Why being hooked on RCT’s isn’t helping
But as well as showing how to do this research without falling into the common pitfalls, both Smith and Dyall’s work suggests a new direction. Cognitive decline doesn’t happen because just one thing goes wrong, it’s the result of a combination of unhealthy lifestyle factors and testing them one-at- a-time is of limited use.
So a few trials are starting that treat people with combinations. Following on from Smith’s study, Dyall included raised doses of B vitamins in the supplement his older women were getting.

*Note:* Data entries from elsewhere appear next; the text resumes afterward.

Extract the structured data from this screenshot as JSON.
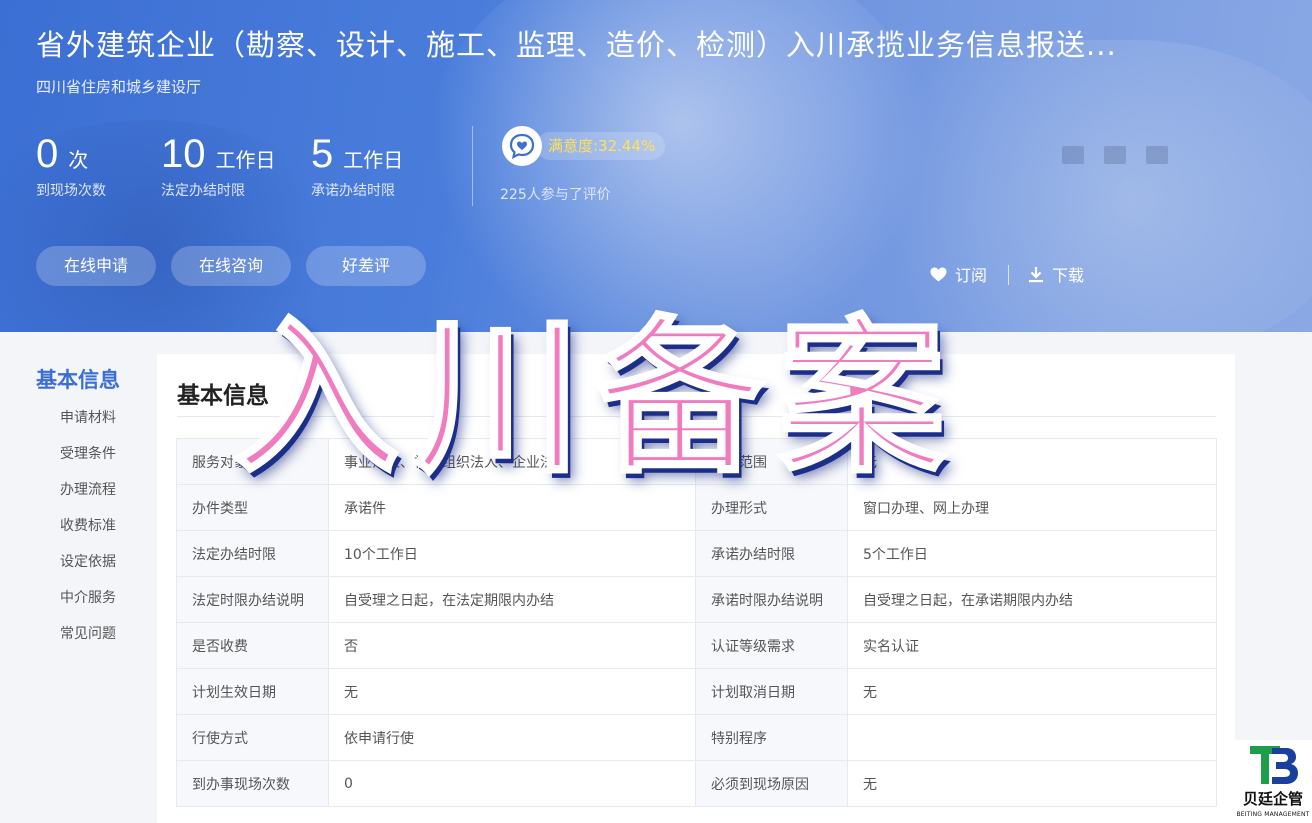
{
  "header": {
    "title": "省外建筑企业（勘察、设计、施工、监理、造价、检测）入川承揽业务信息报送...",
    "department": "四川省住房和城乡建设厅"
  },
  "stats": [
    {
      "value": "0",
      "unit": "次",
      "label": "到现场次数"
    },
    {
      "value": "10",
      "unit": "工作日",
      "label": "法定办结时限"
    },
    {
      "value": "5",
      "unit": "工作日",
      "label": "承诺办结时限"
    }
  ],
  "satisfaction": {
    "label": "满意度:32.44%",
    "participants": "225人参与了评价"
  },
  "actions": {
    "apply": "在线申请",
    "consult": "在线咨询",
    "rate": "好差评",
    "subscribe": "订阅",
    "download": "下载"
  },
  "nav": {
    "title": "基本信息",
    "items": [
      "申请材料",
      "受理条件",
      "办理流程",
      "收费标准",
      "设定依据",
      "中介服务",
      "常见问题"
    ]
  },
  "section": {
    "title": "基本信息"
  },
  "table": {
    "rows": [
      [
        "服务对象",
        "事业法人、社会组织法人、企业法人",
        "通办范围",
        "无"
      ],
      [
        "办件类型",
        "承诺件",
        "办理形式",
        "窗口办理、网上办理"
      ],
      [
        "法定办结时限",
        "10个工作日",
        "承诺办结时限",
        "5个工作日"
      ],
      [
        "法定时限办结说明",
        "自受理之日起，在法定期限内办结",
        "承诺时限办结说明",
        "自受理之日起，在承诺期限内办结"
      ],
      [
        "是否收费",
        "否",
        "认证等级需求",
        "实名认证"
      ],
      [
        "计划生效日期",
        "无",
        "计划取消日期",
        "无"
      ],
      [
        "行使方式",
        "依申请行使",
        "特别程序",
        ""
      ],
      [
        "到办事现场次数",
        "0",
        "必须到现场原因",
        "无"
      ]
    ]
  },
  "watermark": {
    "text": "入川备案"
  },
  "logo": {
    "cn": "贝廷企管",
    "en": "BEITING MANAGEMENT"
  },
  "colors": {
    "accent": "#3b6fd4",
    "satisfaction": "#ffe15a",
    "watermark": "#f07bbf"
  }
}
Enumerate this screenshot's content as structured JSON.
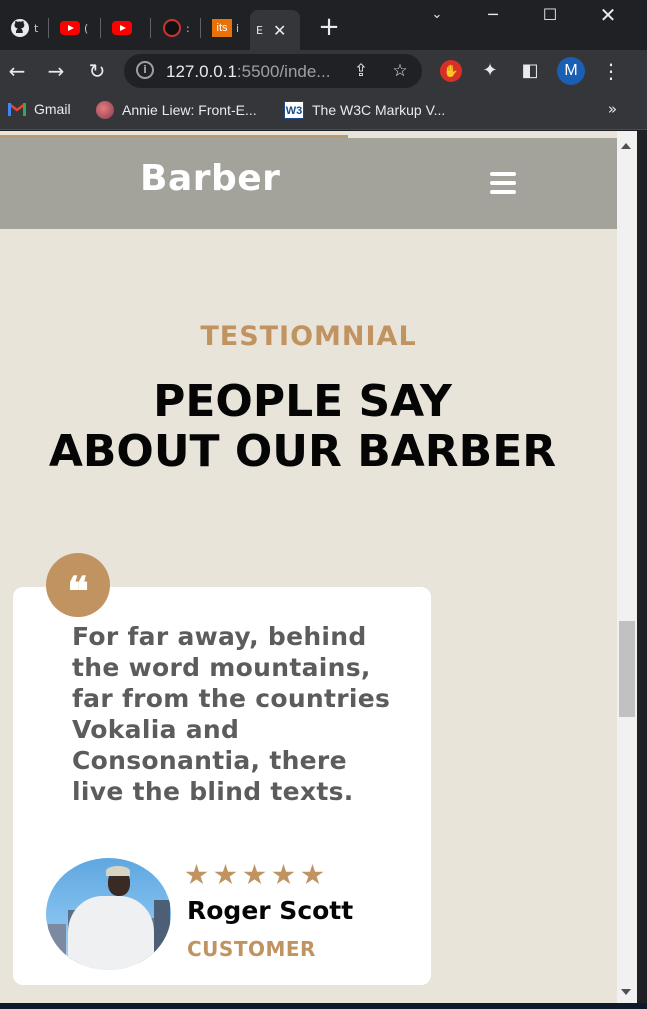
{
  "browser": {
    "tabs": [
      {
        "icon": "github-icon",
        "label": "t"
      },
      {
        "icon": "youtube-icon",
        "label": "("
      },
      {
        "icon": "youtube-icon",
        "label": ""
      },
      {
        "icon": "site-icon",
        "label": ":"
      },
      {
        "icon": "its-icon",
        "favicon_text": "its",
        "label": "i"
      },
      {
        "icon": "page-icon",
        "label": "E",
        "active": true
      }
    ],
    "new_tab_glyph": "+",
    "url_host": "127.0.0.1",
    "url_rest": ":5500/inde...",
    "profile_initial": "M",
    "bookmarks": [
      {
        "icon": "gmail-icon",
        "label": "Gmail"
      },
      {
        "icon": "annie-icon",
        "label": "Annie Liew: Front-E..."
      },
      {
        "icon": "w3c-icon",
        "favicon_text": "W3",
        "label": "The W3C Markup V..."
      }
    ],
    "bookmarks_more": "»"
  },
  "site": {
    "logo": "Barber",
    "testimonial": {
      "eyebrow": "TESTIOMNIAL",
      "heading_line1": "PEOPLE SAY",
      "heading_line2": "ABOUT OUR BARBER",
      "quote_glyph": "❝",
      "quote": "For far away, behind the word mountains, far from the countries Vokalia and Consonantia, there live the blind texts.",
      "rating": 5,
      "name": "Roger Scott",
      "role": "CUSTOMER"
    }
  },
  "colors": {
    "accent": "#c09360",
    "page_bg": "#e8e4da",
    "header_bg": "#a3a39c",
    "card_bg": "#ffffff"
  }
}
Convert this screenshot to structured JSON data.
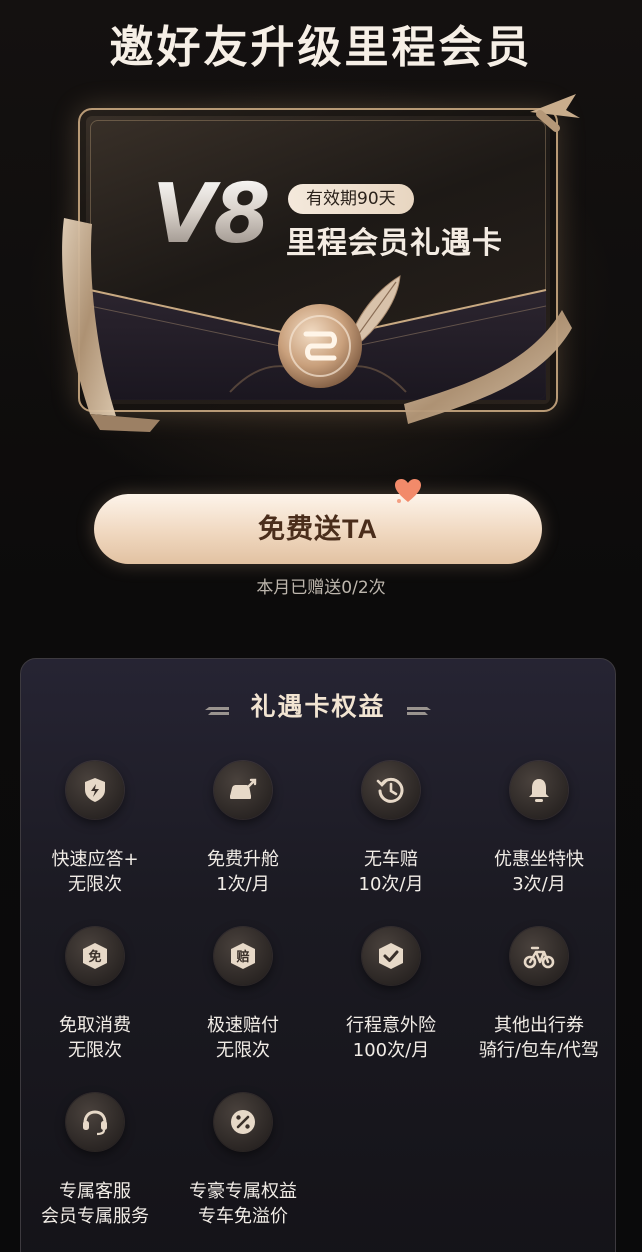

Recent research by Smith has found that B vitamins need omega-3 to work properly. Without a high level of omega-3 patients didn’t gain the cognitive benefit from taking the high doses of B vitamins that was bringing down their homocysteine. So having high levels of homocysteine in the blood, as patients in the AMD trial did, will be reducing the effect of omega-3 More evidence that omega-3 is involved in protecting against cognitive decline.
But the more treatments you pack in, the less suitable RCTs, designed to test drugs one at a time, become. Researchers are already beginning to discuss the design flaws and pitfalls in testing supplements with RCTs – see here and here.
So a few researchers are talking about what are called ‘multidomain interventions’. For instance, high B vitamins, plus omega-3, plus exercise plus dietary change. This seems likely to benefit patients much sooner than waiting for the pharmaceutical magic bullet.
In the meantime I plan to watch out for the flawed misleading trials, hang on to my golden capsules along with high dose vitamin B and keep a critical eye, naturally, on future multidomain studies. I’ll let you know what I find.